Tech Fails

“We all fail every day…"

sutton hoo eyes “The Dig” is a film about ‘Basil Brown’ a self-taught archeaologist that discovered a vast Anglo Saxon burial treasure at Sutton Hoo as Britain was entering the Second World War. Toward the end of the film Basil imparts advice to a young boy angry that his mother is gravely ill & there’s nothing he can do to stop it:

“Robert, we all fail. Every day. There are some things we just can’t succeed at no matter how hard we try. I know it’s not what you want to hear."

As someone who struggles with acronyms and prone to feeling like an imposter when faced with enthused, techno-speaking managers & evangelists, I find these plain, simple words to be oddly comforting.

Stories about failure

Least Wrong

I started my working life as a civil engineer. The job was hard and things rarely went to plan. The challenge was to make difficult and often conflicting requirements ‘least wrong’ in a way that was acceptable and fit-for-purpose rather than strive for a perfection that would never happen and cost the project & the client dearly should we ever try.

Psychological Safety

These days I find myself in the Brave New World of tech startups where evangelists and founders lead us on epic missions to disrupt billion dollar markets using the latest cutting-edge techology. The passion is real but sometimes the proactive enthusiam can seem cult-like than just a group of ordinary people trying to build something extraordinary.

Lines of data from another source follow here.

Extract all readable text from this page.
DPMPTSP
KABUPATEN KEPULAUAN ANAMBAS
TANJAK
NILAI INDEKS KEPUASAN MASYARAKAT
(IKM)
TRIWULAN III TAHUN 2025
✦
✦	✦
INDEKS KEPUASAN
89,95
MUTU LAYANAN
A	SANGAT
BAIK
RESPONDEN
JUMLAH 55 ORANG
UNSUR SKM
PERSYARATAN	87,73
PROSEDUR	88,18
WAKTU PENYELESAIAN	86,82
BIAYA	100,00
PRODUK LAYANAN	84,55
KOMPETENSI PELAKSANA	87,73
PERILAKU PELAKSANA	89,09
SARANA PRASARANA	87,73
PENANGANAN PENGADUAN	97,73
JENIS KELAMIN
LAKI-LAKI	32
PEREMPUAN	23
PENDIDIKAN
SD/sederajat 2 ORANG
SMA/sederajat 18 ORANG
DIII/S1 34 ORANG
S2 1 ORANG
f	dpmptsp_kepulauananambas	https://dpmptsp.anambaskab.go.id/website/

Those less able to rattle off jargon like bullets out of a machine gun can be left feeling like they’re failing. We use phrases like “psychological safety” to give people space where they can open up about their fears, where they’re struggling or if there’s something they just don’t understand but Startups come with many pressures and whilst the intention to give people safe spaces may be genuine all too often it doesn’t feel that genuine to those that need it.

Celebrate failure

It’s almost impossible to build anything without getting things wrong. The stories I remember most from the construction industry were all those “Doh!!!” moments where things went wrong, someone was red-faced for a while and we all pitched-in to get things right again.

Tech fails is less a psychologically safe confessional and more a place to learn, laugh and generally celebrate failure because it’s our imperfections that make us human and that’s a good thing.